Final answer:
To solve the trigonometric equation involving cos(x) and sin(x), we obtain a common denominator and use trigonometric identities to simplify the expression. The provided values for x appear to be unrelated to this equation and are not used in this solution.
Step-by-step explanation:
To solve the given equation -cos(x)/(1-sin(x)) + cos(x)/(1+sin(x)), we use the properties of trigonometric expressions and combine the fractions. As we look to simplify the expression, our goal is to have a common denominator. Given two fractions, / and /, with common numerators but different denominators, we combine them by obtaining the product of the denominators (⋅) to serve as the new common denominator.
To combine -cos(x)/(1-sin(x)) and cos(x)/(1+sin(x)), we multiply the numerator and denominator of the first fraction by (1+sin(x)) and the second fraction by (1-sin(x)). This results in equivalent expressions with a common denominator, which can then be added or subtracted as necessary.

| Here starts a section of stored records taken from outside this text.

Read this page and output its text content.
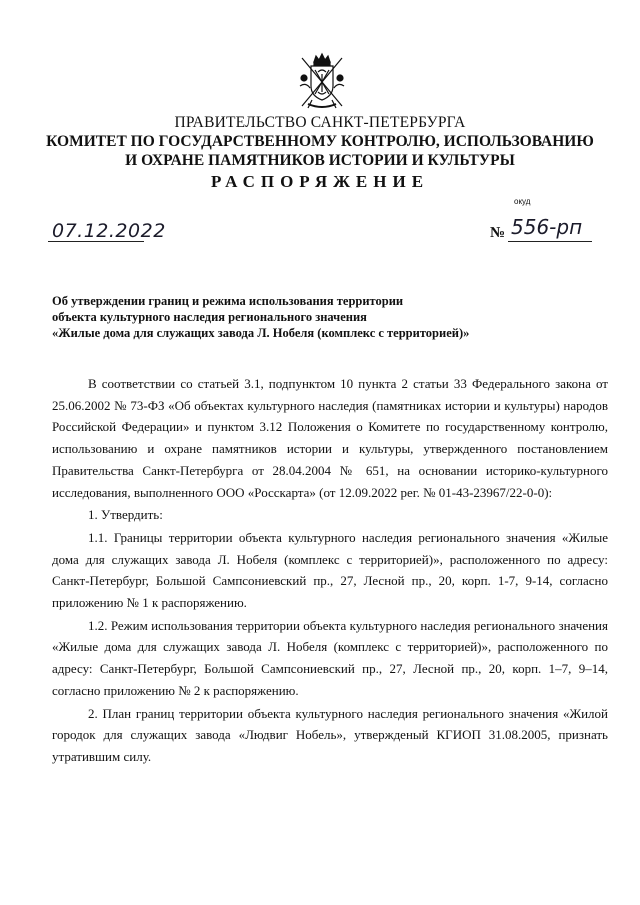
ПРАВИТЕЛЬСТВО САНКТ-ПЕТЕРБУРГА
КОМИТЕТ ПО ГОСУДАРСТВЕННОМУ КОНТРОЛЮ, ИСПОЛЬЗОВАНИЮ
И ОХРАНЕ ПАМЯТНИКОВ ИСТОРИИ И КУЛЬТУРЫ
РАСПОРЯЖЕНИЕ
окуд
07.12.2022	№ 556-рп
Об утверждении границ и режима использования территории
объекта культурного наследия регионального значения
«Жилые дома для служащих завода Л. Нобеля (комплекс с территорией)»

В соответствии со статьей 3.1, подпунктом 10 пункта 2 статьи 33 Федерального закона от 25.06.2002 № 73-ФЗ «Об объектах культурного наследия (памятниках истории и культуры) народов Российской Федерации» и пунктом 3.12 Положения о Комитете по государственному контролю, использованию и охране памятников истории и культуры, утвержденного постановлением Правительства Санкт-Петербурга от 28.04.2004 № 651, на основании историко-культурного исследования, выполненного ООО «Росскарта» (от 12.09.2022 рег. № 01-43-23967/22-0-0):

1. Утвердить:

1.1. Границы территории объекта культурного наследия регионального значения «Жилые дома для служащих завода Л. Нобеля (комплекс с территорией)», расположенного по адресу: Санкт-Петербург, Большой Сампсониевский пр., 27, Лесной пр., 20, корп. 1-7, 9-14, согласно приложению № 1 к распоряжению.

1.2. Режим использования территории объекта культурного наследия регионального значения «Жилые дома для служащих завода Л. Нобеля (комплекс с территорией)», расположенного по адресу: Санкт-Петербург, Большой Сампсониевский пр., 27, Лесной пр., 20, корп. 1–7, 9–14, согласно приложению № 2 к распоряжению.

2. План границ территории объекта культурного наследия регионального значения «Жилой городок для служащих завода «Людвиг Нобель», утвержденый КГИОП 31.08.2005, признать утратившим силу.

We use trigonometric identities, such as sin^2(x) + cos^2(x) = 1, to further simplify expressions.
The provided example values x = 0.0216 or x = -0.0224 seem to be solutions to a different problem and don't relate to the initial equation asked to be solved. Thus, they are not considered in the solution to the given equation. Finally, the task is to simplify the original expression, which does not inherently yield a specific numeric solution for x without additional parameters.